The fashion retailer says that lower revenue through M&S and a decision to halt new store openings means they are taking a “prudent view” and cutting sales expectations for this year by £2.6m.

Sosandar has made no sales through M&S, which is its second-biggest third-party partner, since mid-April after a cyber-attack halted online trading. It said that it expected the impact from the attack to continue through to at least August.

While revenue still increased by 15% in the quarter versus the same period last year, the fashion retailer now expects revenue to be £43.6m versus previous market expectations of £46.2m. This would still be an 18% increase in sales. Adjusted profit before tax is now expected to be £0.4m, £1.1m less than expected.

The company has been under significant transformation over the past year, opening its first six stores and attempting to move Sosandar.com away from promotional activity in pursuit of higher margins.
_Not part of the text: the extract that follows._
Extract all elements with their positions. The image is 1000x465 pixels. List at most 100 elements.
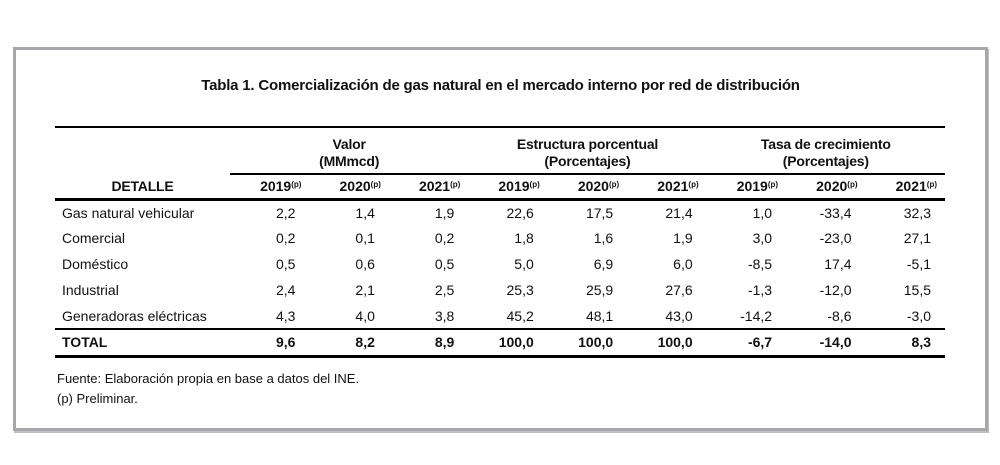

It announced revenues of £37.1m in the year ended 31 March, 2025. This was a 20% drop on the same period the year before. However, it saw its gross margin increase to 62.1% from 57.6%.

Adjusted profit before tax was £156,000 (excluding warehouse transition costs of £223,000), after a loss of £332,000 in 2024.

Sosandar said it found revenue was stronger in its four stores in market towns than in the two in shopping centres. It added that the first two of these stores, in Marlow and Chelmsford, were moving towards breaking even.

Last year, the retailer told The Times that it was planning to open 50 stores in total over a three-to-five-year period. However, co-chief executives Ali Hall and Julie Lavington said today that it would focus on the six it currently has in the year ahead.

“The opening of our first stores was a milestone for Sosandar, and we are pleased with how we have brought our brand to life in the physical retail environment. We have taken clear learnings from the trajectory of our stores in market towns versus shopping centres and are focused on getting our existing portfolio to profitability before opening any further stores.”

“Nonetheless, we believe we are now at an inflection point, with the foundations laid for profitable, cash generative growth, and we have returned to revenue growth in Q1 FY26. We will continue to leverage our brand equity and scale the business through our multiple channels and are excited for what lies ahead for Sosandar.”